Saturday October 15, 2011 , 3 min Read

Applications for Cloud

Two prominent developments in the recent past are influencing how we design and deploy software, Cloud Computing and Mobile Computing. Cloud computing with its inherent scale on demand removes the constraint to design for a fixed hardware capacity; software has to scale as and when required. With mobile computing becoming pervasive, having a mobile application is as important as a web application; so multiple user interfaces have to be supported by a single business logic server. With this background I will share some of our experiences in designing applications for our products.Separating the User Interface. Similar to how client server applications were designed the user interface is separated from the business logic server and client interfaces with the server in a flexible contract, say XML. The choice of communication can be a simple XML over Http or REST/SOAP over Http. Mobile apps have their own specific languages and tools to develop them, web applications can be developed in Html/Javascript or using tools such as GWT/Flex.
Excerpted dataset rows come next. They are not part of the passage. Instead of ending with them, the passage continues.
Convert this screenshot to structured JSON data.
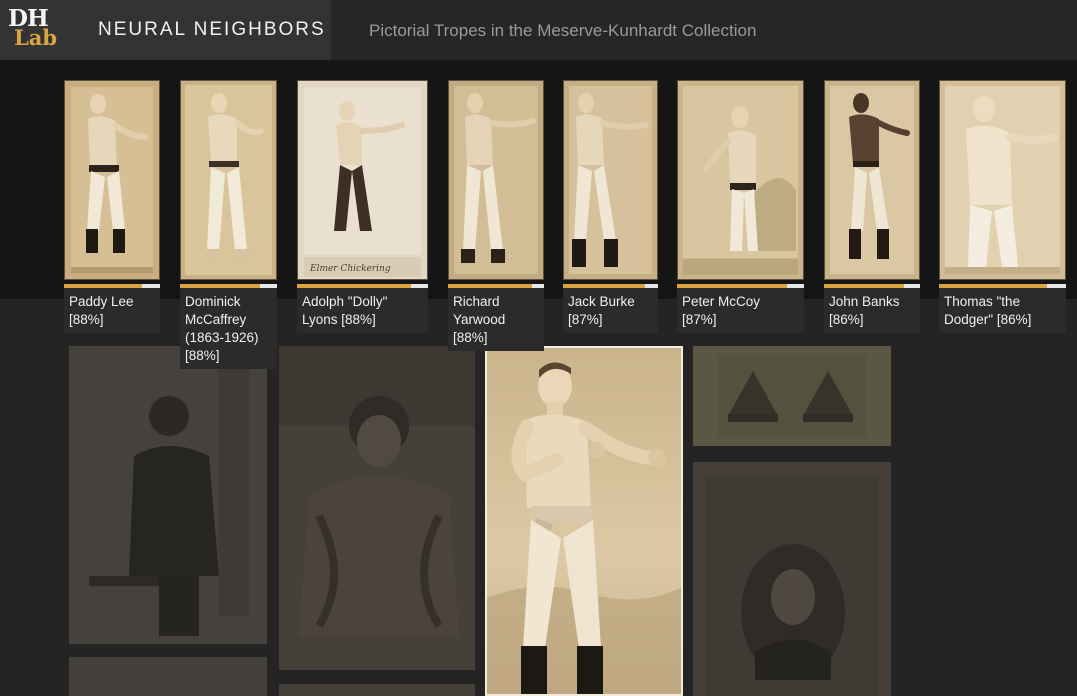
{
  "header": {
    "logo_top": "DH",
    "logo_bottom": "Lab",
    "title": "NEURAL NEIGHBORS",
    "subtitle": "Pictorial Tropes in the Meserve-Kunhardt Collection"
  },
  "colors": {
    "accent": "#d9a441",
    "header_bg": "#262626",
    "brand_bg": "#333333",
    "page_bg": "#1c1c1c"
  },
  "neighbors": [
    {
      "caption": "Paddy Lee [88%]",
      "similarity": 0.88
    },
    {
      "caption": "Dominick McCaffrey (1863-1926) [88%]",
      "similarity": 0.88
    },
    {
      "caption": "Adolph \"Dolly\" Lyons [88%]",
      "similarity": 0.88
    },
    {
      "caption": "Richard Yarwood [88%]",
      "similarity": 0.88
    },
    {
      "caption": "Jack Burke [87%]",
      "similarity": 0.87
    },
    {
      "caption": "Peter McCoy [87%]",
      "similarity": 0.87
    },
    {
      "caption": "John Banks [86%]",
      "similarity": 0.86
    },
    {
      "caption": "Thomas \"the Dodger\" [86%]",
      "similarity": 0.86
    }
  ]
}
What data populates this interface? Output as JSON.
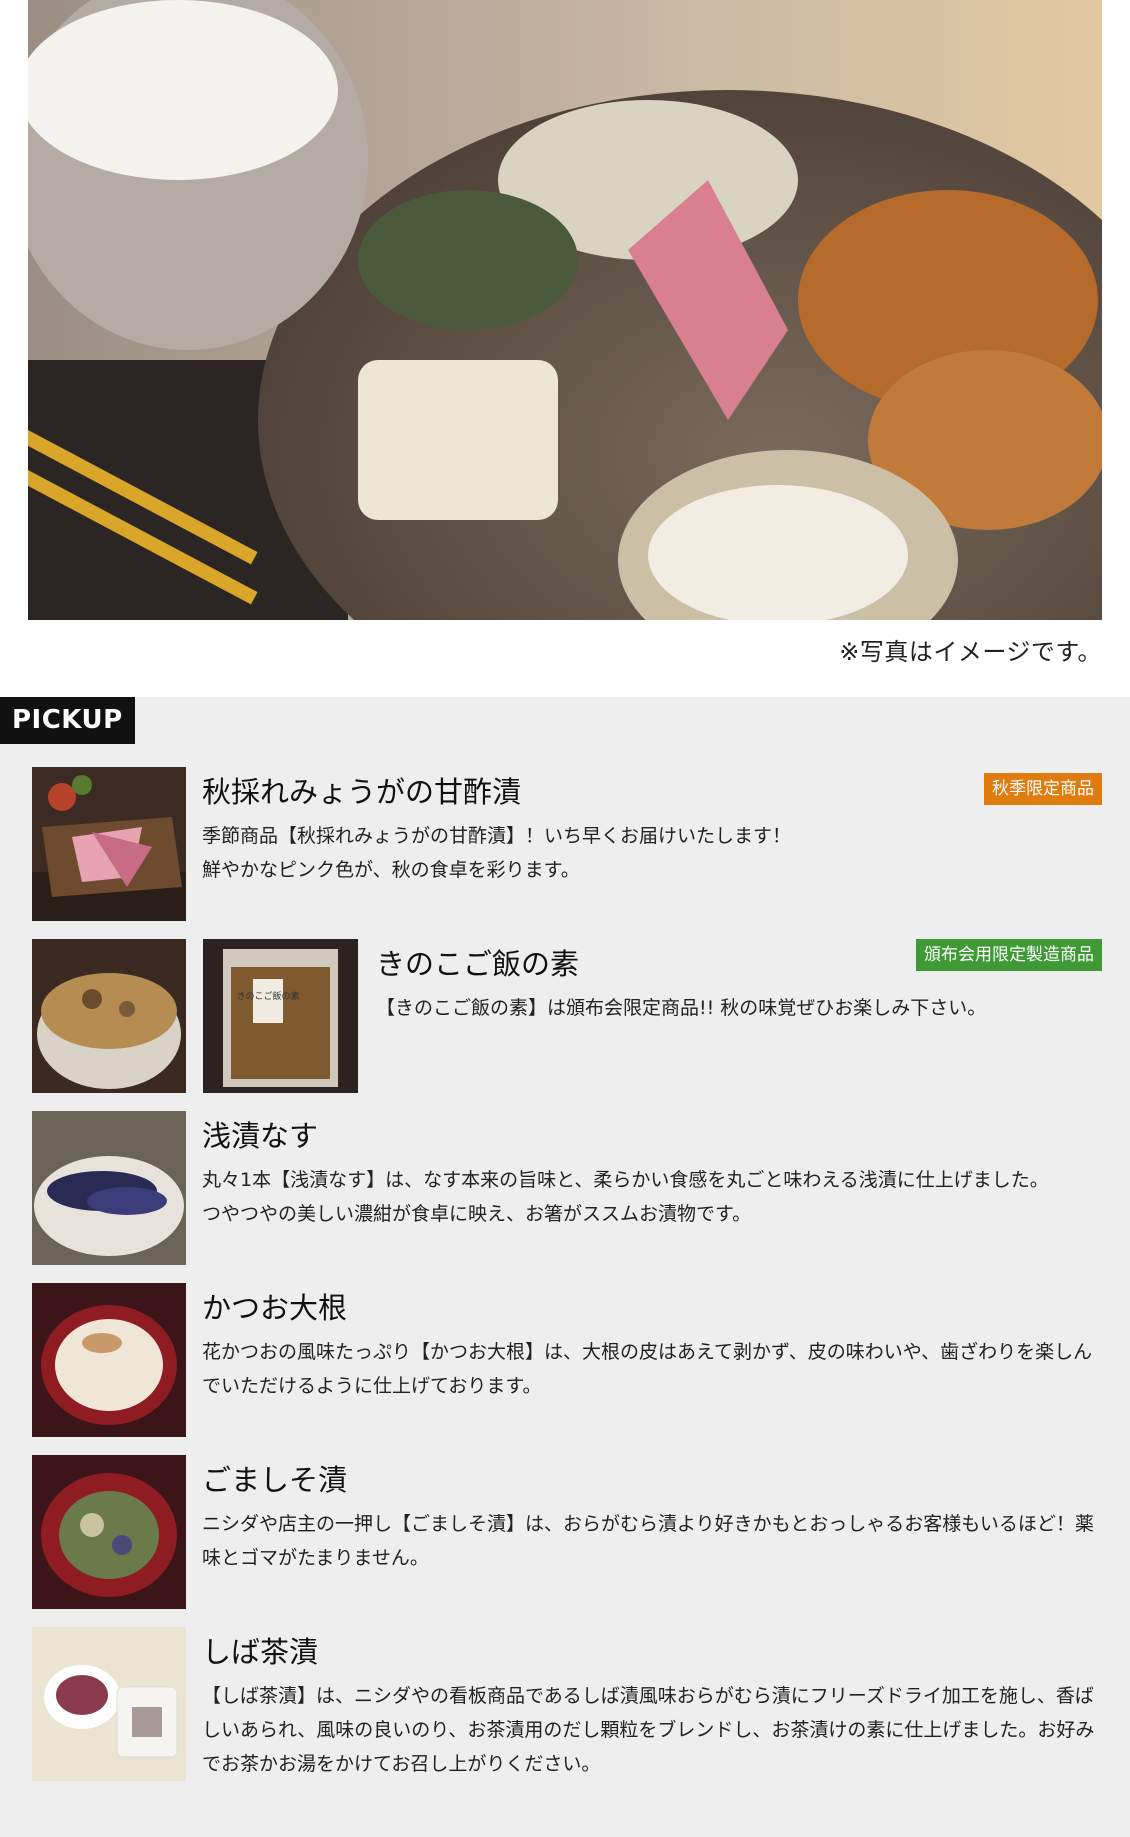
{
  "hero": {
    "caption": "※写真はイメージです。"
  },
  "pickup": {
    "label": "PICKUP",
    "items": [
      {
        "title": "秋採れみょうがの甘酢漬",
        "badge": "秋季限定商品",
        "badge_color": "#e07b10",
        "description": "季節商品【秋採れみょうがの甘酢漬】！いち早くお届けいたします！\n鮮やかなピンク色が、秋の食卓を彩ります。"
      },
      {
        "title": "きのこご飯の素",
        "badge": "頒布会用限定製造商品",
        "badge_color": "#3f9a36",
        "description": "【きのこご飯の素】は頒布会限定商品!! 秋の味覚ぜひお楽しみ下さい。",
        "package_text": "きのこご飯の素"
      },
      {
        "title": "浅漬なす",
        "description": "丸々1本【浅漬なす】は、なす本来の旨味と、柔らかい食感を丸ごと味わえる浅漬に仕上げました。\nつやつやの美しい濃紺が食卓に映え、お箸がススムお漬物です。"
      },
      {
        "title": "かつお大根",
        "description": "花かつおの風味たっぷり【かつお大根】は、大根の皮はあえて剥かず、皮の味わいや、歯ざわりを楽しんでいただけるように仕上げております。"
      },
      {
        "title": "ごましそ漬",
        "description": "ニシダや店主の一押し【ごましそ漬】は、おらがむら漬より好きかもとおっしゃるお客様もいるほど！薬味とゴマがたまりません。"
      },
      {
        "title": "しば茶漬",
        "description": "【しば茶漬】は、ニシダやの看板商品であるしば漬風味おらがむら漬にフリーズドライ加工を施し、香ばしいあられ、風味の良いのり、お茶漬用のだし顆粒をブレンドし、お茶漬けの素に仕上げました。お好みでお茶かお湯をかけてお召し上がりください。"
      }
    ]
  },
  "colors": {
    "section_bg": "#eeeeee",
    "label_bg": "#111111"
  }
}
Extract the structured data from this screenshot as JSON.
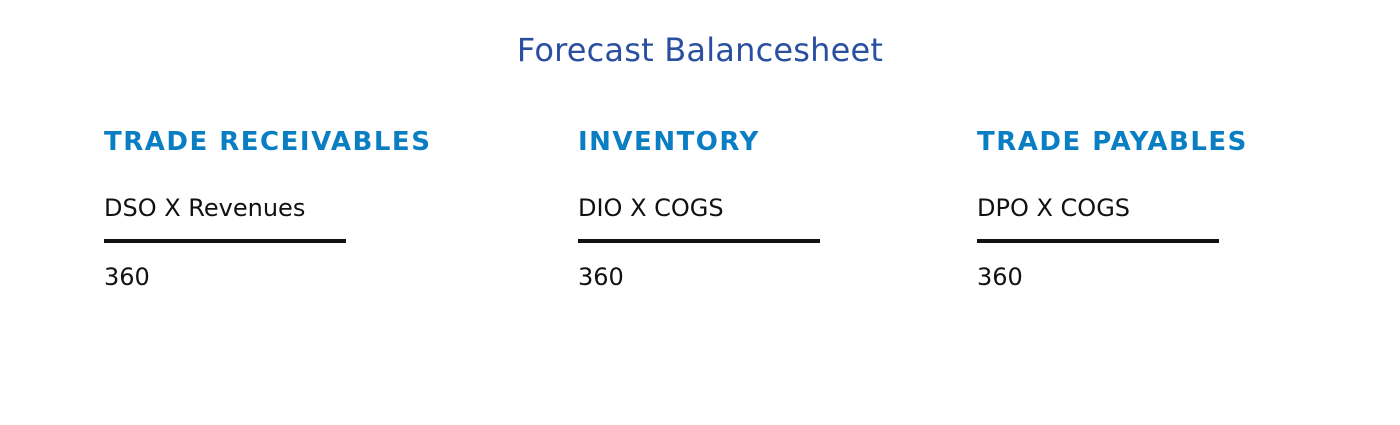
{
  "page": {
    "title": "Forecast Balancesheet"
  },
  "blocks": [
    {
      "heading": "Trade Receivables",
      "numerator": "DSO X Revenues",
      "denominator": "360"
    },
    {
      "heading": "Inventory",
      "numerator": "DIO X COGS",
      "denominator": "360"
    },
    {
      "heading": "Trade Payables",
      "numerator": "DPO X COGS",
      "denominator": "360"
    }
  ],
  "colors": {
    "title": "#2a4fa0",
    "heading": "#0a7ec2",
    "text": "#111111"
  }
}
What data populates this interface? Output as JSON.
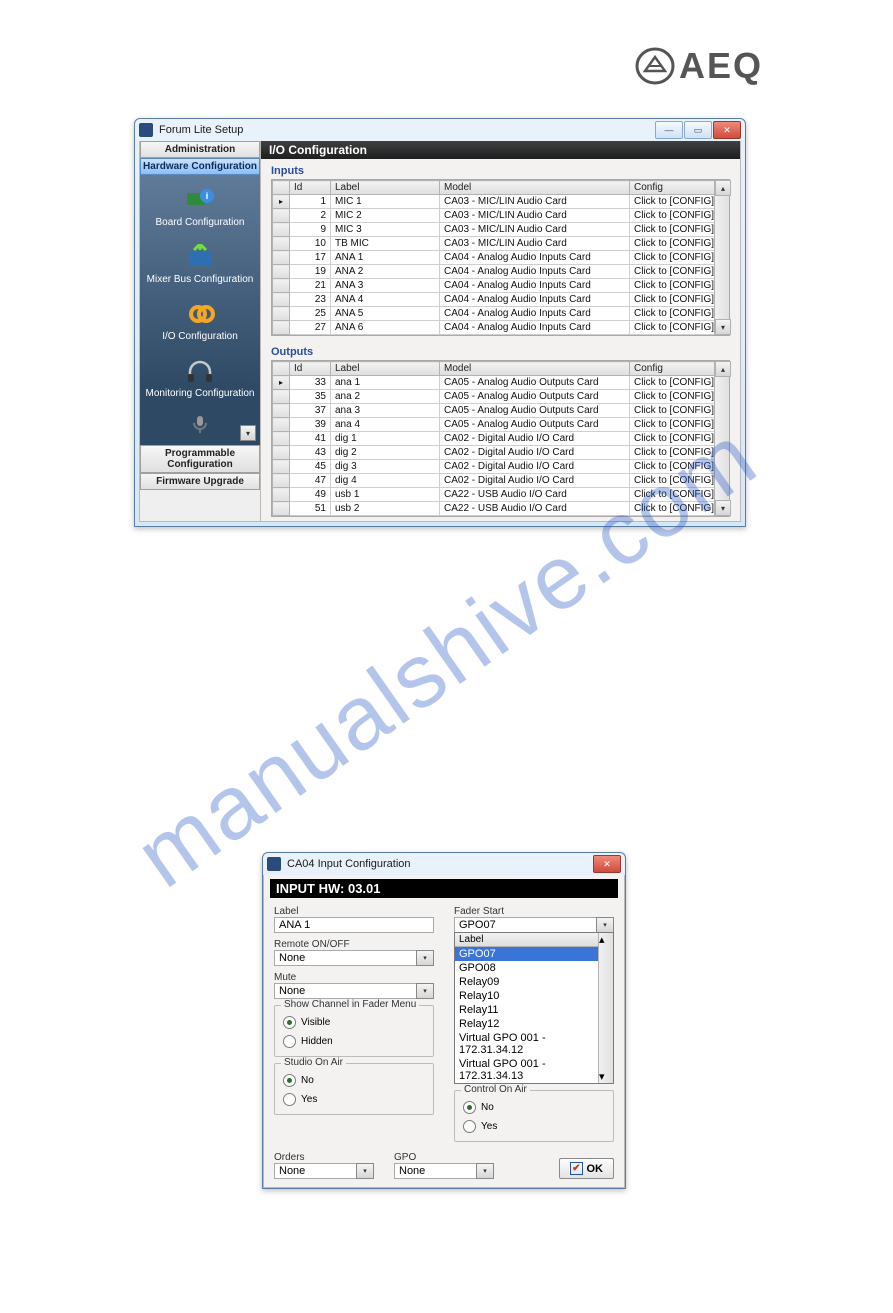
{
  "logo": "AEQ",
  "watermark_text": "manualshive.com",
  "window1": {
    "title": "Forum Lite Setup",
    "sidebar": {
      "tab_admin": "Administration",
      "tab_hw": "Hardware Configuration",
      "items": [
        {
          "label": "Board Configuration"
        },
        {
          "label": "Mixer Bus Configuration"
        },
        {
          "label": "I/O Configuration"
        },
        {
          "label": "Monitoring Configuration"
        }
      ],
      "tab_prog": "Programmable Configuration",
      "tab_fw": "Firmware Upgrade"
    },
    "header": "I/O Configuration",
    "inputs_title": "Inputs",
    "outputs_title": "Outputs",
    "cols": {
      "id": "Id",
      "label": "Label",
      "model": "Model",
      "config": "Config"
    },
    "inputs": [
      {
        "id": "1",
        "label": "MIC 1",
        "model": "CA03 - MIC/LIN Audio Card",
        "cfg": "Click to [CONFIG]"
      },
      {
        "id": "2",
        "label": "MIC 2",
        "model": "CA03 - MIC/LIN Audio Card",
        "cfg": "Click to [CONFIG]"
      },
      {
        "id": "9",
        "label": "MIC 3",
        "model": "CA03 - MIC/LIN Audio Card",
        "cfg": "Click to [CONFIG]"
      },
      {
        "id": "10",
        "label": "TB MIC",
        "model": "CA03 - MIC/LIN Audio Card",
        "cfg": "Click to [CONFIG]"
      },
      {
        "id": "17",
        "label": "ANA 1",
        "model": "CA04 - Analog Audio Inputs Card",
        "cfg": "Click to [CONFIG]"
      },
      {
        "id": "19",
        "label": "ANA 2",
        "model": "CA04 - Analog Audio Inputs Card",
        "cfg": "Click to [CONFIG]"
      },
      {
        "id": "21",
        "label": "ANA 3",
        "model": "CA04 - Analog Audio Inputs Card",
        "cfg": "Click to [CONFIG]"
      },
      {
        "id": "23",
        "label": "ANA 4",
        "model": "CA04 - Analog Audio Inputs Card",
        "cfg": "Click to [CONFIG]"
      },
      {
        "id": "25",
        "label": "ANA 5",
        "model": "CA04 - Analog Audio Inputs Card",
        "cfg": "Click to [CONFIG]"
      },
      {
        "id": "27",
        "label": "ANA 6",
        "model": "CA04 - Analog Audio Inputs Card",
        "cfg": "Click to [CONFIG]"
      }
    ],
    "outputs": [
      {
        "id": "33",
        "label": "ana 1",
        "model": "CA05 - Analog Audio Outputs Card",
        "cfg": "Click to [CONFIG]"
      },
      {
        "id": "35",
        "label": "ana 2",
        "model": "CA05 - Analog Audio Outputs Card",
        "cfg": "Click to [CONFIG]"
      },
      {
        "id": "37",
        "label": "ana 3",
        "model": "CA05 - Analog Audio Outputs Card",
        "cfg": "Click to [CONFIG]"
      },
      {
        "id": "39",
        "label": "ana 4",
        "model": "CA05 - Analog Audio Outputs Card",
        "cfg": "Click to [CONFIG]"
      },
      {
        "id": "41",
        "label": "dig 1",
        "model": "CA02 - Digital Audio I/O Card",
        "cfg": "Click to [CONFIG]"
      },
      {
        "id": "43",
        "label": "dig 2",
        "model": "CA02 - Digital Audio I/O Card",
        "cfg": "Click to [CONFIG]"
      },
      {
        "id": "45",
        "label": "dig 3",
        "model": "CA02 - Digital Audio I/O Card",
        "cfg": "Click to [CONFIG]"
      },
      {
        "id": "47",
        "label": "dig 4",
        "model": "CA02 - Digital Audio I/O Card",
        "cfg": "Click to [CONFIG]"
      },
      {
        "id": "49",
        "label": "usb 1",
        "model": "CA22 - USB Audio I/O Card",
        "cfg": "Click to [CONFIG]"
      },
      {
        "id": "51",
        "label": "usb 2",
        "model": "CA22 - USB Audio I/O Card",
        "cfg": "Click to [CONFIG]"
      }
    ]
  },
  "window2": {
    "title": "CA04 Input Configuration",
    "hw": "INPUT HW: 03.01",
    "label_label": "Label",
    "label_value": "ANA 1",
    "remote_label": "Remote ON/OFF",
    "remote_value": "None",
    "mute_label": "Mute",
    "mute_value": "None",
    "fader_start_label": "Fader Start",
    "fader_start_value": "GPO07",
    "dropdown": {
      "header": "Label",
      "items": [
        "GPO07",
        "GPO08",
        "Relay09",
        "Relay10",
        "Relay11",
        "Relay12",
        "Virtual GPO 001 - 172.31.34.12",
        "Virtual GPO 001 - 172.31.34.13"
      ]
    },
    "group_show": {
      "title": "Show Channel in Fader Menu",
      "opt1": "Visible",
      "opt2": "Hidden"
    },
    "group_studio": {
      "title": "Studio On Air",
      "opt1": "No",
      "opt2": "Yes"
    },
    "group_control": {
      "title": "Control On Air",
      "opt1": "No",
      "opt2": "Yes"
    },
    "orders_label": "Orders",
    "orders_value": "None",
    "gpo_label": "GPO",
    "gpo_value": "None",
    "ok_label": "OK"
  }
}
These interfaces leverage the native device, mobile or the desktop browser to render the User Interface and in turn reduce the load on the server.

Standalone Business Logic Server. Backend business logic servers are designed as pure SOA stateless services exposed via XML over Http. The stateless nature of these services helps scale up or down seamlessly based on load. As business logic is separated from user interface both can be tested independent of each other and the loose coupling also helps them to evolve more independently. A number of solutions are available to scale the business servers. Scalr is one of the earlier ones on Amazon Cloud and now Amazon has an in-built scaling mechanism in its services.

Distributed Database and Storage. RDBMS databases though not designed to leverage distributed computing natively have a surprisingly large number of add-on solutions to make them scale. Solutions vary from having a distributed cache in front of a database to a Master Slave architecture to separate writes and reads. Xeround has a distributed scalable database service and now Google App Engine offers a SQL database service as well designed for scale. Another way to scale transactional data is to embrace document database model where a host of services from CouchDB to MongoDB are available out of the box. Document database model has the added benefit of flexibility in changing the business layer faster but will need throwing away the familiar SQL for a custom API interface to the data layer. Scaling file storage is a lot simpler than the database with services from Amazon S3, Hadoop readily available to use.